Ancak, Mart 2021’de Nikos Dendias ve Mevlüt Çavuşoğlu’nun kameraların önünde karşı karşıya geldiği diplomasideki gerilimin tekrarlanmasını beklemek kimse tarafından makul görülmüyor. Peki ana hedef nedir? İyi ilişkileri sürdürmek, son dönemdeki sert açıklamalara rağmen, aynı zamanda Tayyip Erdoğan’ın Mikrasiatik Felaket’i ile ilgili tutumunu korumak. İki Dışişleri Bakanı, Kyriakos Mitsotakis’in Türk Cumhurbaşkanı ile New York’taki BM Genel Kurulu’nda yapacağı görüşmeyi hazırlayacaklar. Henüz tarih netleşmedi, ancak 18-21 Eylül tarihleri arasında yapılması öneriliyor.
Vilnius hükümeti tarafından uluslararası mahkemeye gidilmesi, deniz sınırları ve Kıta Sahanlığı konularını daha karmaşık hale getirdi. Atılması gereken adımlar çok sayıda ve dikkatle atılmalı, bu nedenle diplomasi yakın gelecekte belirleyici bir rol oynayacak. Kesinlikle gelecekte daha fazla “düşük politika” düzeyinde anlaşmaların imzalanması bekleniyor, ancak müzakerelerin devamı için bir itici güç oluşturacaklar.

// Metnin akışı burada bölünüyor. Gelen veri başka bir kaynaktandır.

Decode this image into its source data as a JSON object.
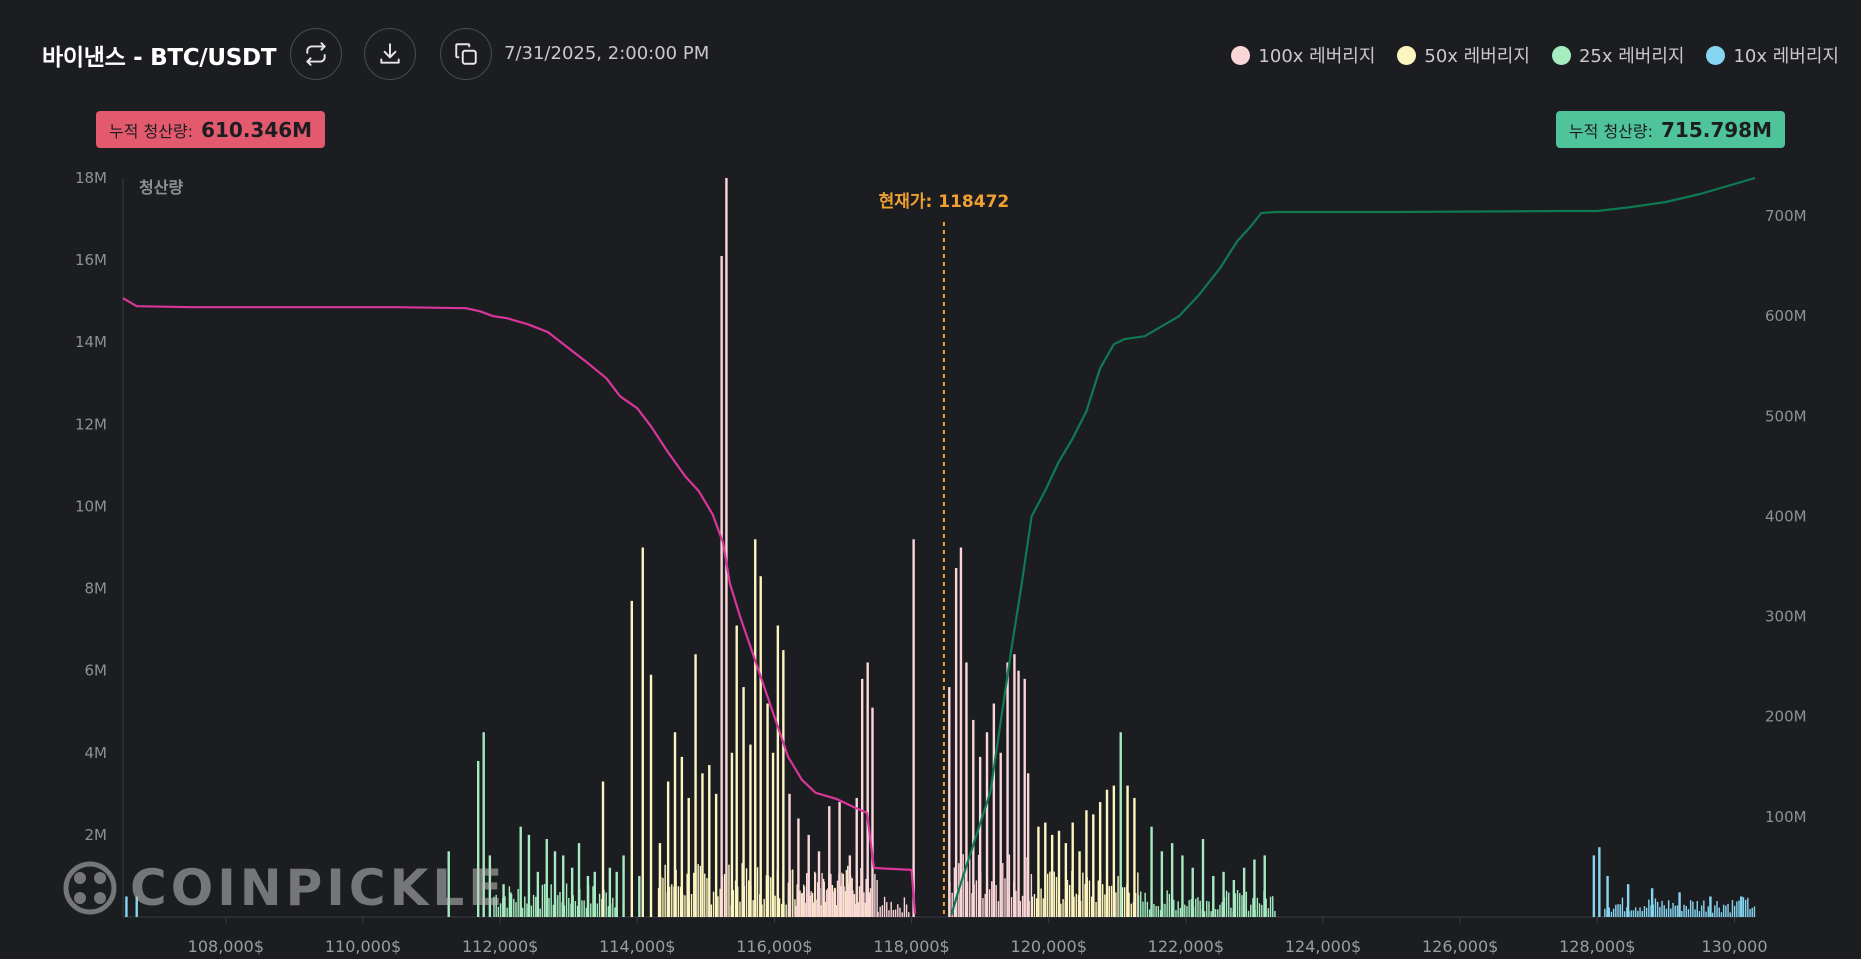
{
  "header": {
    "title": "바이낸스 - BTC/USDT",
    "timestamp": "7/31/2025, 2:00:00 PM",
    "buttons": [
      {
        "icon": "swap-icon"
      },
      {
        "icon": "download-icon"
      },
      {
        "icon": "copy-icon"
      }
    ]
  },
  "legend": [
    {
      "label": "100x 레버리지",
      "color": "#fbd6d8"
    },
    {
      "label": "50x 레버리지",
      "color": "#fdf5c0"
    },
    {
      "label": "25x 레버리지",
      "color": "#a6ecc1"
    },
    {
      "label": "10x 레버리지",
      "color": "#86d6f2"
    }
  ],
  "badges": {
    "left": {
      "label": "누적 청산량:",
      "value": "610.346M"
    },
    "right": {
      "label": "누적 청산량:",
      "value": "715.798M"
    }
  },
  "watermark": "COINPICKLE",
  "chart_data": {
    "type": "bar",
    "ylabel": "청산량",
    "current_price_label": "현재가: 118472",
    "current_price": 118472,
    "xlim": [
      106500,
      130300
    ],
    "ylim": [
      0,
      18000000
    ],
    "y2lim": [
      0,
      738000000
    ],
    "x_ticks": [
      108000,
      110000,
      112000,
      114000,
      116000,
      118000,
      120000,
      122000,
      124000,
      126000,
      128000,
      130000
    ],
    "x_tick_labels": [
      "108,000$",
      "110,000$",
      "112,000$",
      "114,000$",
      "116,000$",
      "118,000$",
      "120,000$",
      "122,000$",
      "124,000$",
      "126,000$",
      "128,000$",
      "130,000"
    ],
    "y_ticks": [
      2000000,
      4000000,
      6000000,
      8000000,
      10000000,
      12000000,
      14000000,
      16000000,
      18000000
    ],
    "y_tick_labels": [
      "2M",
      "4M",
      "6M",
      "8M",
      "10M",
      "12M",
      "14M",
      "16M",
      "18M"
    ],
    "y2_ticks": [
      100000000,
      200000000,
      300000000,
      400000000,
      500000000,
      600000000,
      700000000
    ],
    "y2_tick_labels": [
      "100M",
      "200M",
      "300M",
      "400M",
      "500M",
      "600M",
      "700M"
    ],
    "bars": [
      {
        "x": 106550,
        "v": 0.5,
        "lev": "10x"
      },
      {
        "x": 106700,
        "v": 0.5,
        "lev": "10x"
      },
      {
        "x": 111250,
        "v": 1.6,
        "lev": "25x"
      },
      {
        "x": 111680,
        "v": 3.8,
        "lev": "25x"
      },
      {
        "x": 111760,
        "v": 4.5,
        "lev": "25x"
      },
      {
        "x": 111850,
        "v": 1.5,
        "lev": "25x"
      },
      {
        "x": 112050,
        "v": 0.8,
        "lev": "25x"
      },
      {
        "x": 112150,
        "v": 0.6,
        "lev": "25x"
      },
      {
        "x": 112300,
        "v": 2.2,
        "lev": "25x"
      },
      {
        "x": 112420,
        "v": 2.0,
        "lev": "25x"
      },
      {
        "x": 112550,
        "v": 1.1,
        "lev": "25x"
      },
      {
        "x": 112680,
        "v": 1.9,
        "lev": "25x"
      },
      {
        "x": 112800,
        "v": 1.6,
        "lev": "25x"
      },
      {
        "x": 112920,
        "v": 1.5,
        "lev": "25x"
      },
      {
        "x": 113050,
        "v": 1.2,
        "lev": "25x"
      },
      {
        "x": 113150,
        "v": 1.8,
        "lev": "25x"
      },
      {
        "x": 113280,
        "v": 1.0,
        "lev": "25x"
      },
      {
        "x": 113380,
        "v": 1.1,
        "lev": "25x"
      },
      {
        "x": 113500,
        "v": 3.3,
        "lev": "50x"
      },
      {
        "x": 113600,
        "v": 1.2,
        "lev": "25x"
      },
      {
        "x": 113700,
        "v": 1.1,
        "lev": "25x"
      },
      {
        "x": 113800,
        "v": 1.5,
        "lev": "25x"
      },
      {
        "x": 113920,
        "v": 7.7,
        "lev": "50x"
      },
      {
        "x": 114030,
        "v": 1.0,
        "lev": "25x"
      },
      {
        "x": 114080,
        "v": 9.0,
        "lev": "50x"
      },
      {
        "x": 114200,
        "v": 5.9,
        "lev": "50x"
      },
      {
        "x": 114330,
        "v": 1.8,
        "lev": "50x"
      },
      {
        "x": 114450,
        "v": 3.3,
        "lev": "50x"
      },
      {
        "x": 114550,
        "v": 4.5,
        "lev": "50x"
      },
      {
        "x": 114650,
        "v": 3.9,
        "lev": "50x"
      },
      {
        "x": 114750,
        "v": 2.9,
        "lev": "50x"
      },
      {
        "x": 114850,
        "v": 6.4,
        "lev": "50x"
      },
      {
        "x": 114950,
        "v": 3.5,
        "lev": "50x"
      },
      {
        "x": 115050,
        "v": 3.7,
        "lev": "50x"
      },
      {
        "x": 115150,
        "v": 3.0,
        "lev": "50x"
      },
      {
        "x": 115230,
        "v": 16.1,
        "lev": "100x"
      },
      {
        "x": 115300,
        "v": 18.0,
        "lev": "100x"
      },
      {
        "x": 115380,
        "v": 4.0,
        "lev": "50x"
      },
      {
        "x": 115450,
        "v": 7.1,
        "lev": "50x"
      },
      {
        "x": 115550,
        "v": 5.6,
        "lev": "50x"
      },
      {
        "x": 115650,
        "v": 4.2,
        "lev": "50x"
      },
      {
        "x": 115720,
        "v": 9.2,
        "lev": "50x"
      },
      {
        "x": 115800,
        "v": 8.3,
        "lev": "50x"
      },
      {
        "x": 115900,
        "v": 5.2,
        "lev": "50x"
      },
      {
        "x": 115980,
        "v": 4.0,
        "lev": "50x"
      },
      {
        "x": 116050,
        "v": 7.1,
        "lev": "50x"
      },
      {
        "x": 116130,
        "v": 6.5,
        "lev": "50x"
      },
      {
        "x": 116220,
        "v": 3.0,
        "lev": "100x"
      },
      {
        "x": 116350,
        "v": 2.4,
        "lev": "100x"
      },
      {
        "x": 116500,
        "v": 2.0,
        "lev": "100x"
      },
      {
        "x": 116650,
        "v": 1.6,
        "lev": "100x"
      },
      {
        "x": 116800,
        "v": 2.7,
        "lev": "100x"
      },
      {
        "x": 116950,
        "v": 2.8,
        "lev": "100x"
      },
      {
        "x": 117100,
        "v": 1.5,
        "lev": "100x"
      },
      {
        "x": 117200,
        "v": 2.9,
        "lev": "100x"
      },
      {
        "x": 117280,
        "v": 5.8,
        "lev": "100x"
      },
      {
        "x": 117360,
        "v": 6.2,
        "lev": "100x"
      },
      {
        "x": 117430,
        "v": 5.1,
        "lev": "100x"
      },
      {
        "x": 118030,
        "v": 9.2,
        "lev": "100x"
      },
      {
        "x": 118550,
        "v": 5.6,
        "lev": "100x"
      },
      {
        "x": 118650,
        "v": 8.5,
        "lev": "100x"
      },
      {
        "x": 118720,
        "v": 9.0,
        "lev": "100x"
      },
      {
        "x": 118800,
        "v": 6.2,
        "lev": "100x"
      },
      {
        "x": 118900,
        "v": 4.8,
        "lev": "100x"
      },
      {
        "x": 119000,
        "v": 3.9,
        "lev": "100x"
      },
      {
        "x": 119100,
        "v": 4.5,
        "lev": "100x"
      },
      {
        "x": 119200,
        "v": 5.2,
        "lev": "100x"
      },
      {
        "x": 119300,
        "v": 4.0,
        "lev": "100x"
      },
      {
        "x": 119400,
        "v": 6.2,
        "lev": "100x"
      },
      {
        "x": 119500,
        "v": 6.4,
        "lev": "100x"
      },
      {
        "x": 119560,
        "v": 6.0,
        "lev": "100x"
      },
      {
        "x": 119650,
        "v": 5.8,
        "lev": "100x"
      },
      {
        "x": 119700,
        "v": 3.5,
        "lev": "100x"
      },
      {
        "x": 119850,
        "v": 2.2,
        "lev": "50x"
      },
      {
        "x": 119950,
        "v": 2.3,
        "lev": "50x"
      },
      {
        "x": 120050,
        "v": 2.0,
        "lev": "50x"
      },
      {
        "x": 120150,
        "v": 2.1,
        "lev": "50x"
      },
      {
        "x": 120250,
        "v": 1.8,
        "lev": "50x"
      },
      {
        "x": 120350,
        "v": 2.3,
        "lev": "50x"
      },
      {
        "x": 120450,
        "v": 1.6,
        "lev": "50x"
      },
      {
        "x": 120550,
        "v": 2.6,
        "lev": "50x"
      },
      {
        "x": 120650,
        "v": 2.5,
        "lev": "50x"
      },
      {
        "x": 120750,
        "v": 2.8,
        "lev": "50x"
      },
      {
        "x": 120850,
        "v": 3.1,
        "lev": "50x"
      },
      {
        "x": 120950,
        "v": 3.2,
        "lev": "50x"
      },
      {
        "x": 121050,
        "v": 4.5,
        "lev": "25x"
      },
      {
        "x": 121150,
        "v": 3.2,
        "lev": "50x"
      },
      {
        "x": 121250,
        "v": 2.9,
        "lev": "50x"
      },
      {
        "x": 121500,
        "v": 2.2,
        "lev": "25x"
      },
      {
        "x": 121650,
        "v": 1.6,
        "lev": "25x"
      },
      {
        "x": 121800,
        "v": 1.8,
        "lev": "25x"
      },
      {
        "x": 121950,
        "v": 1.5,
        "lev": "25x"
      },
      {
        "x": 122100,
        "v": 1.2,
        "lev": "25x"
      },
      {
        "x": 122250,
        "v": 1.9,
        "lev": "25x"
      },
      {
        "x": 122400,
        "v": 1.0,
        "lev": "25x"
      },
      {
        "x": 122550,
        "v": 1.1,
        "lev": "25x"
      },
      {
        "x": 122700,
        "v": 0.9,
        "lev": "25x"
      },
      {
        "x": 122850,
        "v": 1.2,
        "lev": "25x"
      },
      {
        "x": 123000,
        "v": 1.4,
        "lev": "25x"
      },
      {
        "x": 123150,
        "v": 1.5,
        "lev": "25x"
      },
      {
        "x": 127950,
        "v": 1.5,
        "lev": "10x"
      },
      {
        "x": 128030,
        "v": 1.7,
        "lev": "10x"
      },
      {
        "x": 128150,
        "v": 1.0,
        "lev": "10x"
      },
      {
        "x": 128450,
        "v": 0.8,
        "lev": "10x"
      },
      {
        "x": 128800,
        "v": 0.7,
        "lev": "10x"
      },
      {
        "x": 129200,
        "v": 0.6,
        "lev": "10x"
      },
      {
        "x": 129650,
        "v": 0.5,
        "lev": "10x"
      },
      {
        "x": 130100,
        "v": 0.5,
        "lev": "10x"
      }
    ],
    "dense_fill": [
      {
        "from": 111900,
        "to": 113700,
        "avg": 0.5,
        "lev": "25x"
      },
      {
        "from": 114300,
        "to": 117400,
        "avg": 0.8,
        "lev": "50x"
      },
      {
        "from": 116300,
        "to": 117500,
        "avg": 0.7,
        "lev": "100x"
      },
      {
        "from": 117500,
        "to": 117950,
        "avg": 0.3,
        "lev": "100x"
      },
      {
        "from": 118550,
        "to": 119750,
        "avg": 1.0,
        "lev": "100x"
      },
      {
        "from": 119750,
        "to": 121300,
        "avg": 0.7,
        "lev": "50x"
      },
      {
        "from": 121300,
        "to": 123300,
        "avg": 0.4,
        "lev": "25x"
      },
      {
        "from": 128100,
        "to": 130300,
        "avg": 0.3,
        "lev": "10x"
      }
    ],
    "cumulative_short": {
      "name": "short-liquidation-cumulative",
      "color": "#d8369a",
      "points": [
        [
          106500,
          618
        ],
        [
          106700,
          610
        ],
        [
          107500,
          609
        ],
        [
          109000,
          609
        ],
        [
          110500,
          609
        ],
        [
          111500,
          608
        ],
        [
          111700,
          605
        ],
        [
          111900,
          600
        ],
        [
          112100,
          598
        ],
        [
          112400,
          592
        ],
        [
          112700,
          584
        ],
        [
          113000,
          568
        ],
        [
          113300,
          552
        ],
        [
          113550,
          538
        ],
        [
          113750,
          520
        ],
        [
          114000,
          508
        ],
        [
          114200,
          490
        ],
        [
          114450,
          464
        ],
        [
          114700,
          440
        ],
        [
          114900,
          425
        ],
        [
          115100,
          402
        ],
        [
          115250,
          374
        ],
        [
          115350,
          333
        ],
        [
          115500,
          300
        ],
        [
          115650,
          270
        ],
        [
          115800,
          240
        ],
        [
          116000,
          200
        ],
        [
          116200,
          160
        ],
        [
          116400,
          137
        ],
        [
          116600,
          124
        ],
        [
          116900,
          118
        ],
        [
          117150,
          110
        ],
        [
          117350,
          104
        ],
        [
          117450,
          49
        ],
        [
          117700,
          48
        ],
        [
          118000,
          47
        ],
        [
          118050,
          3
        ]
      ]
    },
    "cumulative_long": {
      "name": "long-liquidation-cumulative",
      "color": "#0f7a52",
      "points": [
        [
          118580,
          2
        ],
        [
          118700,
          30
        ],
        [
          118900,
          72
        ],
        [
          119150,
          125
        ],
        [
          119300,
          195
        ],
        [
          119450,
          265
        ],
        [
          119600,
          330
        ],
        [
          119750,
          400
        ],
        [
          119950,
          426
        ],
        [
          120150,
          455
        ],
        [
          120350,
          478
        ],
        [
          120550,
          505
        ],
        [
          120750,
          548
        ],
        [
          120950,
          572
        ],
        [
          121100,
          577
        ],
        [
          121400,
          580
        ],
        [
          121600,
          588
        ],
        [
          121900,
          600
        ],
        [
          122200,
          622
        ],
        [
          122500,
          648
        ],
        [
          122750,
          675
        ],
        [
          122950,
          690
        ],
        [
          123100,
          703
        ],
        [
          123300,
          704
        ],
        [
          125000,
          704
        ],
        [
          127500,
          705
        ],
        [
          128000,
          705
        ],
        [
          128500,
          709
        ],
        [
          129000,
          714
        ],
        [
          129500,
          722
        ],
        [
          129900,
          730
        ],
        [
          130100,
          734
        ],
        [
          130300,
          738
        ]
      ]
    }
  }
}
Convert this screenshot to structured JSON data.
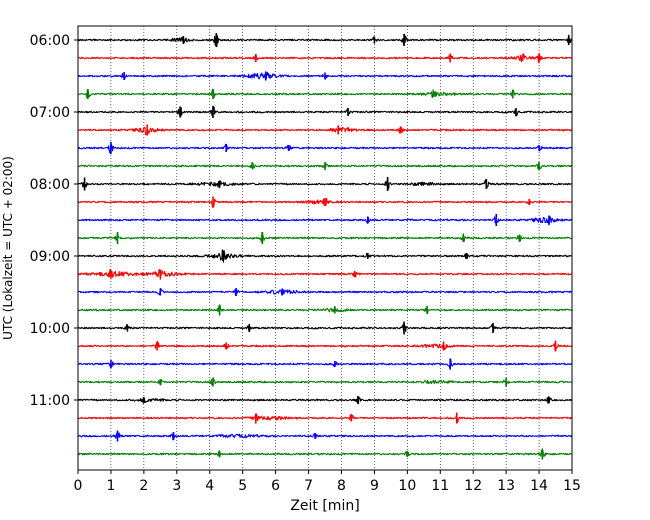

Peki, gelecek dönemde her şey sorunsuz ilerleyecek mi, böylece yaklaşık bir yıl içinde Türkiye ve Yunanistan’ı Lahey’de bir çözüme taşıyacak bir anlaşma imzalanabilir mi? Tahminler, Tayyip Erdoğan’ın dönemsel tutumları göz önüne alındığında oldukça riskli. Özellikle Kıbrıs meselesinde, Türk lider değişikliği olmayacağını kesin bir şekilde gösterdi. Casus belli (savaş sebebi) 1990’ların ortalarından beri var olan bir engel, gerçek ve samimi bir diyalog için. Yunanistan için büyük bir kazanç olacak tek şey bu ayın sonlarında manzaranın netleştirilmesi ve Tayyip Erdoğan’ın bir çözüme ne kadar istekli olduğuna dair daha açık bir resmin oluşturulmasıdır. Türk liderinin ekonomik zorluklar nedeniyle Batı’ya dönme eğilimi göstermesi de önemli bir faktördür. Ancak süreç hızlandırılmazsa, Amerika’daki gelecek yılın Kasım ayındaki seçimler yaklaşıyor ve Atlantik ötesindeki manzara karmaşık hale geldiğinde, işlerin ilerlemesi zorlaşabilir.